Abstract

As an essential method for security inspection in nuclear facilities, digital radiography has the ability to find hidden contraband efficiently. However, the images obtained by current scanning digital radiography system can be degraded by several factors, such as statistical noise and response time of detectors. At high scanning speed, the statistical noise and vibration of the system deteriorates the quality of images. In addition, the reduction of image quality will influence the accuracy of image observation and recognition. To meet the demand of detection efficiency and quality, it is necessary to guarantee the quality of images under high scanning speed.

Thus, to improve image quality of vehicles’ digital radiography at a certain scanning speed, we proposed an approach (VDR-CNN) to reduce or eliminate image noise, which is a convolutional neural network (CNN) with residual learning. The high-quality images obtained at low scanning speed of system served as the ground-truth image for VDR-CNN, while the low-quality counterpart corresponding to the high scanning speed served as the input. Then, the two images mentioned above constitute a training pair. By training this network with a set of training pairs, the mapping function of promoting image quality will be automatically learned so that the restored image can be obtained from the low-quality counterpart through the trained VDR-CNN. Moreover, this method avoids the difficulty in figuring and analyzing the complicated image degradation model.

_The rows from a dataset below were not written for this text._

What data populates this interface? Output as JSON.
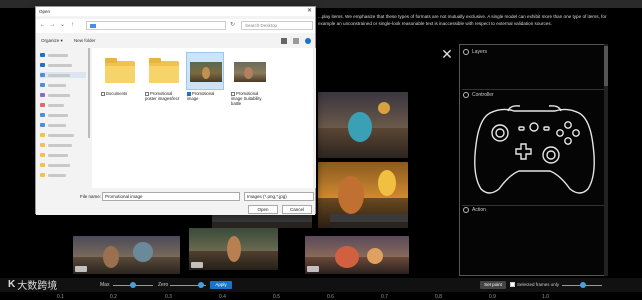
{
  "banner": {
    "text": "...play items. We emphasize that these types of formats are not mutually exclusive. A single model can exhibit more than one type of items, for example an unconstrained or single-look reasonable text is inaccessible with respect to external validation sources."
  },
  "right_panel": {
    "sections": [
      {
        "label": "Layers"
      },
      {
        "label": "Controller"
      },
      {
        "label": "Action"
      }
    ]
  },
  "bottom_bar": {
    "label_a": "Max",
    "label_b": "Zero",
    "apply_label": "Apply",
    "ok_label": "Set point",
    "selected_only_label": "Selected frames only",
    "timeline_ticks": [
      "0.1",
      "0.2",
      "0.3",
      "0.4",
      "0.5",
      "0.6",
      "0.7",
      "0.8",
      "0.9",
      "1.0"
    ]
  },
  "logo": {
    "mark": "K",
    "text": "大数跨境"
  },
  "dialog": {
    "title": "Open",
    "address": "",
    "search_placeholder": "Search Desktop",
    "toolbar": {
      "organize": "Organize ▾",
      "new_folder": "New folder"
    },
    "files": [
      {
        "name": "Documents",
        "kind": "folder",
        "selected": false
      },
      {
        "name": "Promotional poster images/lect",
        "kind": "folder",
        "selected": false
      },
      {
        "name": "Promotional image",
        "kind": "image",
        "selected": true
      },
      {
        "name": "Promotional image Suitability battle",
        "kind": "image",
        "selected": false
      }
    ],
    "filename_label": "File name:",
    "filename_value": "Promotional image",
    "filetype_value": "Images (*.png,*.jpg)",
    "open_label": "Open",
    "cancel_label": "Cancel"
  },
  "colors": {
    "accent": "#1a73c7",
    "folder": "#f1c24e",
    "selection": "#cce4f7"
  }
}
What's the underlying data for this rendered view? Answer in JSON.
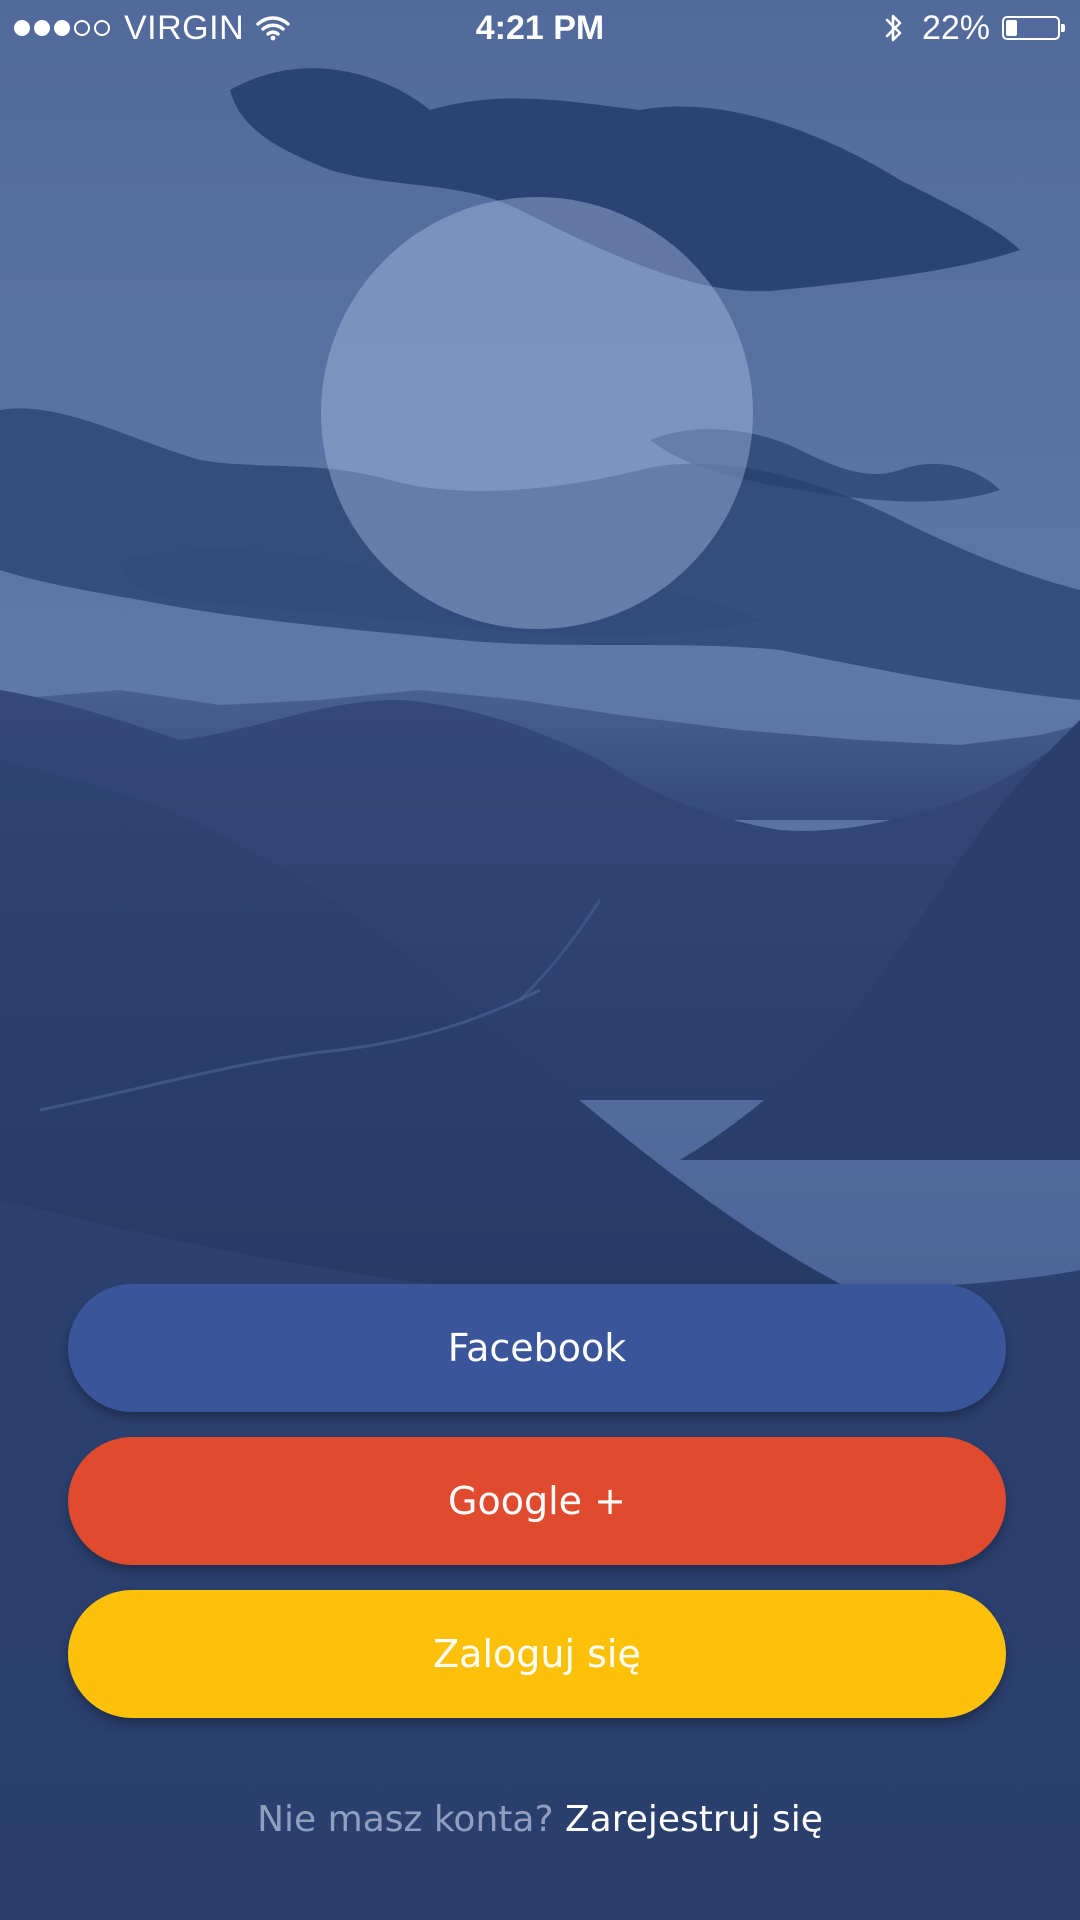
{
  "status_bar": {
    "signal_filled": 3,
    "signal_total": 5,
    "carrier": "VIRGIN",
    "time": "4:21 PM",
    "battery_percent_text": "22%",
    "battery_level": 0.22
  },
  "buttons": {
    "facebook_label": "Facebook",
    "google_label": "Google +",
    "login_label": "Zaloguj się"
  },
  "footer": {
    "question": "Nie masz konta?",
    "register_link": "Zarejestruj się"
  },
  "colors": {
    "facebook": "#3a5599",
    "google": "#e04a2f",
    "login": "#fdc10a",
    "overlay": "#2e4a85"
  },
  "icons": {
    "wifi": "wifi-icon",
    "bluetooth": "bluetooth-icon",
    "battery": "battery-icon"
  }
}
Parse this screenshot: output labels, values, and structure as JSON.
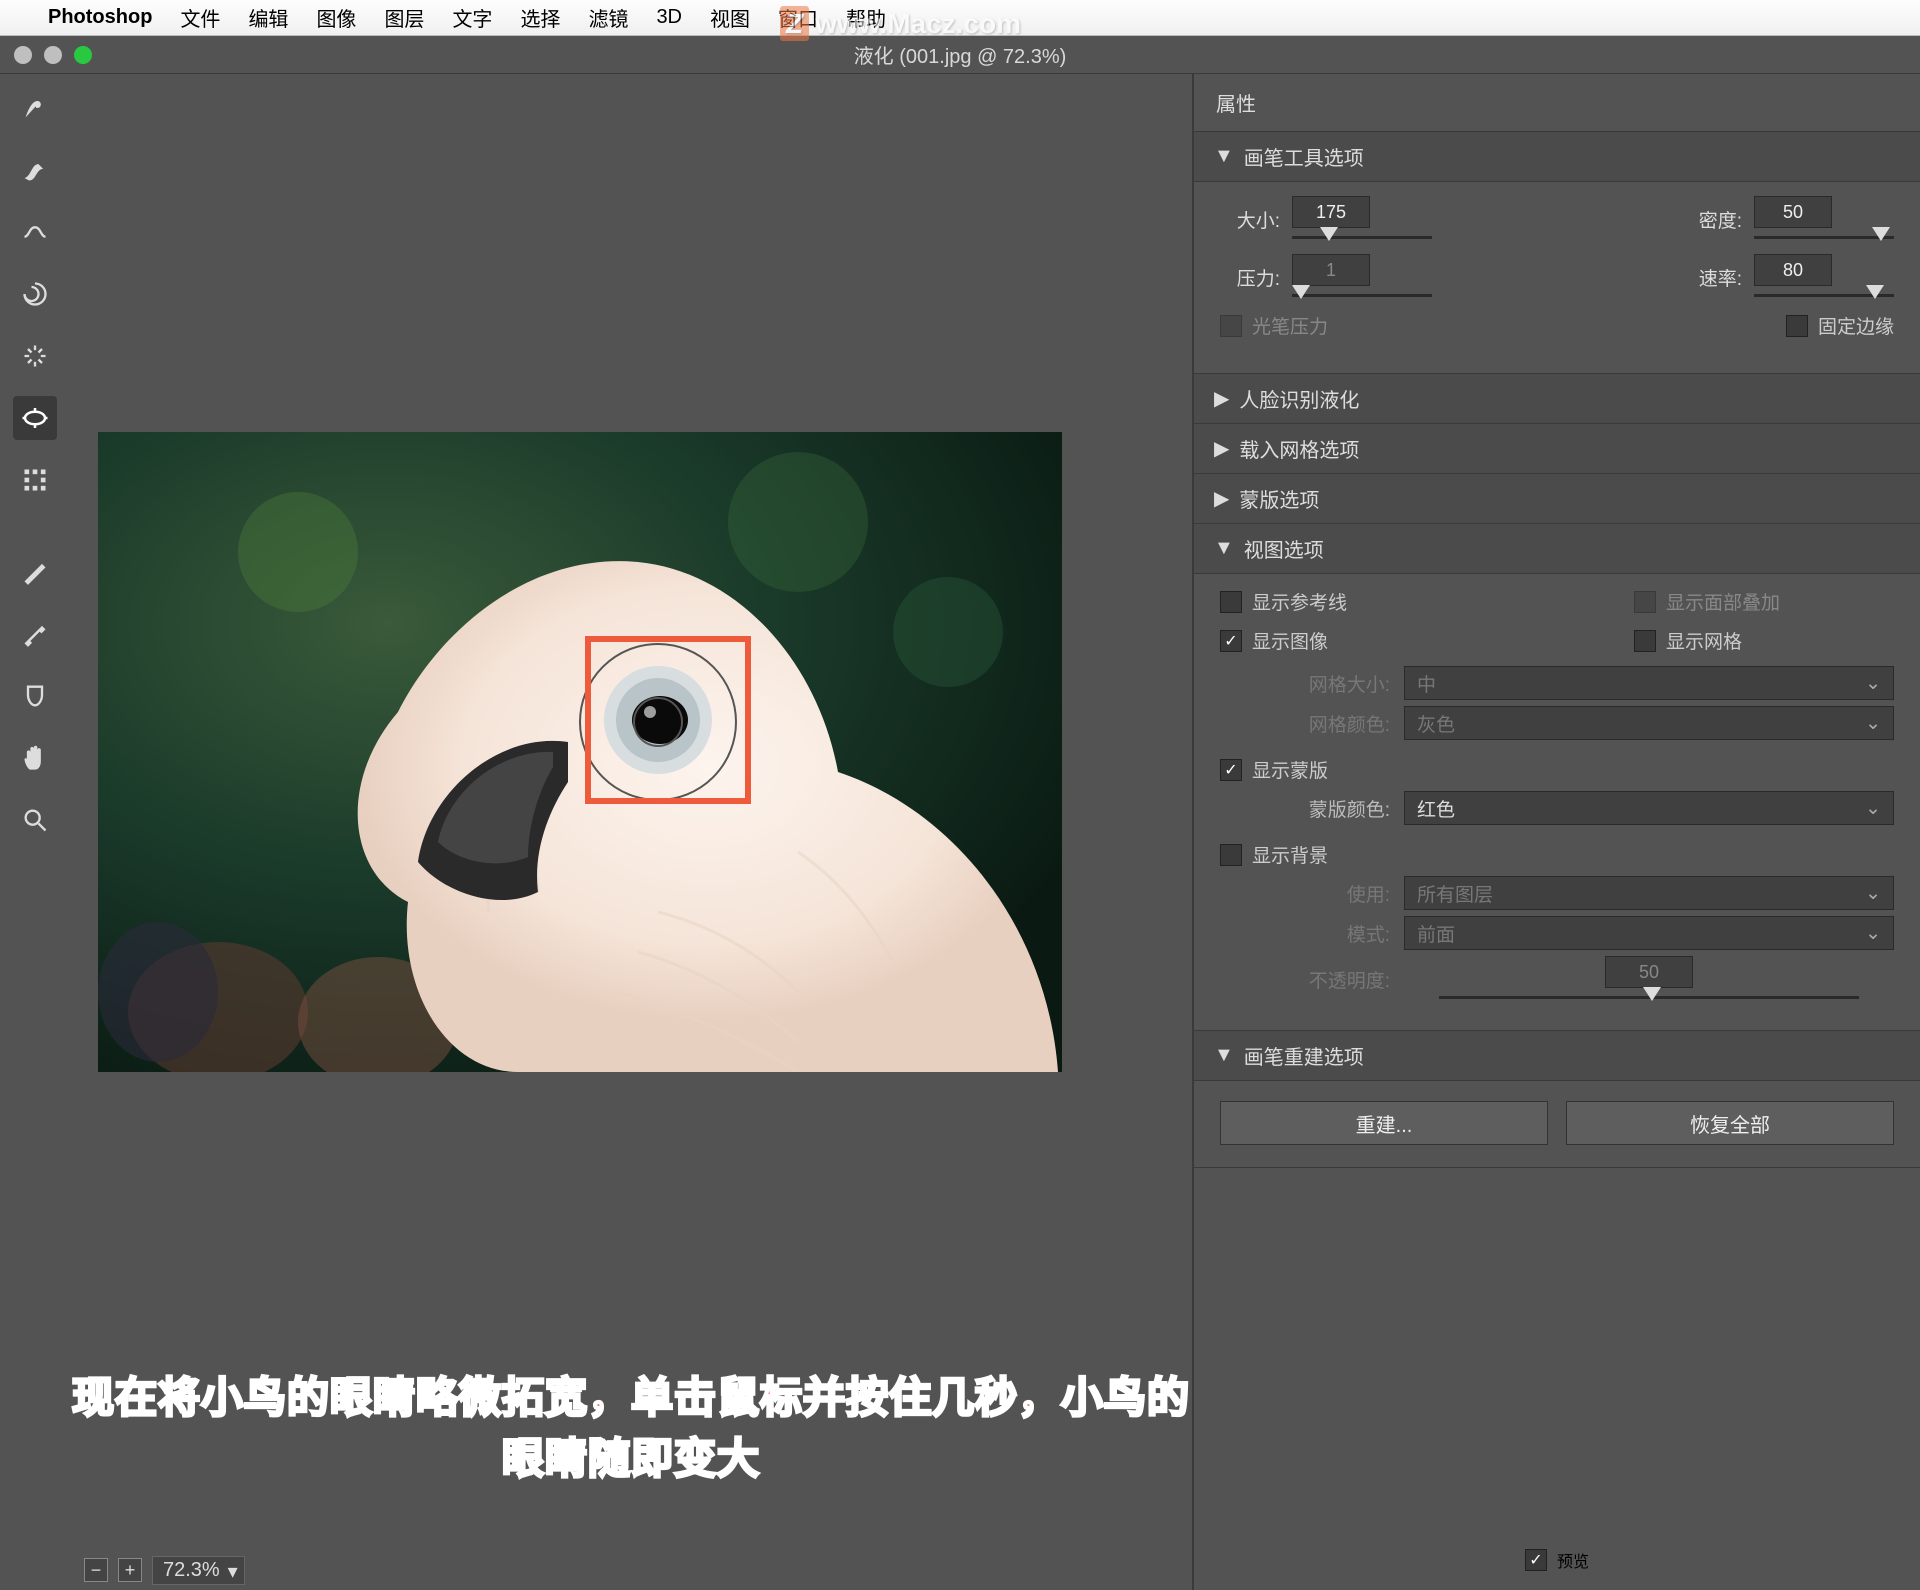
{
  "menubar": {
    "appname": "Photoshop",
    "items": [
      "文件",
      "编辑",
      "图像",
      "图层",
      "文字",
      "选择",
      "滤镜",
      "3D",
      "视图",
      "窗口",
      "帮助"
    ]
  },
  "watermark": "www.Macz.com",
  "titlebar": {
    "title": "液化 (001.jpg @ 72.3%)"
  },
  "statusbar": {
    "zoom": "72.3%"
  },
  "panel": {
    "title": "属性",
    "brush": {
      "header": "画笔工具选项",
      "size_label": "大小:",
      "size": "175",
      "density_label": "密度:",
      "density": "50",
      "pressure_label": "压力:",
      "pressure": "1",
      "rate_label": "速率:",
      "rate": "80",
      "pen_pressure": "光笔压力",
      "pin_edges": "固定边缘"
    },
    "face": {
      "header": "人脸识别液化"
    },
    "mesh": {
      "header": "载入网格选项"
    },
    "mask": {
      "header": "蒙版选项"
    },
    "view": {
      "header": "视图选项",
      "show_guides": "显示参考线",
      "show_face_overlay": "显示面部叠加",
      "show_image": "显示图像",
      "show_mesh": "显示网格",
      "mesh_size_label": "网格大小:",
      "mesh_size_value": "中",
      "mesh_color_label": "网格颜色:",
      "mesh_color_value": "灰色",
      "show_mask": "显示蒙版",
      "mask_color_label": "蒙版颜色:",
      "mask_color_value": "红色",
      "show_bg": "显示背景",
      "use_label": "使用:",
      "use_value": "所有图层",
      "mode_label": "模式:",
      "mode_value": "前面",
      "opacity_label": "不透明度:",
      "opacity_value": "50"
    },
    "rebuild": {
      "header": "画笔重建选项",
      "rebuild_btn": "重建...",
      "restore_btn": "恢复全部"
    },
    "preview": "预览"
  },
  "caption": "现在将小鸟的眼睛略微拓宽，单击鼠标并按住几秒，小鸟的眼睛随即变大"
}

A series of experiments was carried out through the 60Co inspection system developed by Institute of Nuclear and New Energy Technology, Tsinghua University. The experimental result shows that this method has attained a satisfying result in denoising and preserving details of images and outperforms BM3D algorithm in terms of both image quality improvement and the processing speed. In conclusion, the proposed method improves the image quality of vehicles’ digital radiography and it is proved better than traditional methods.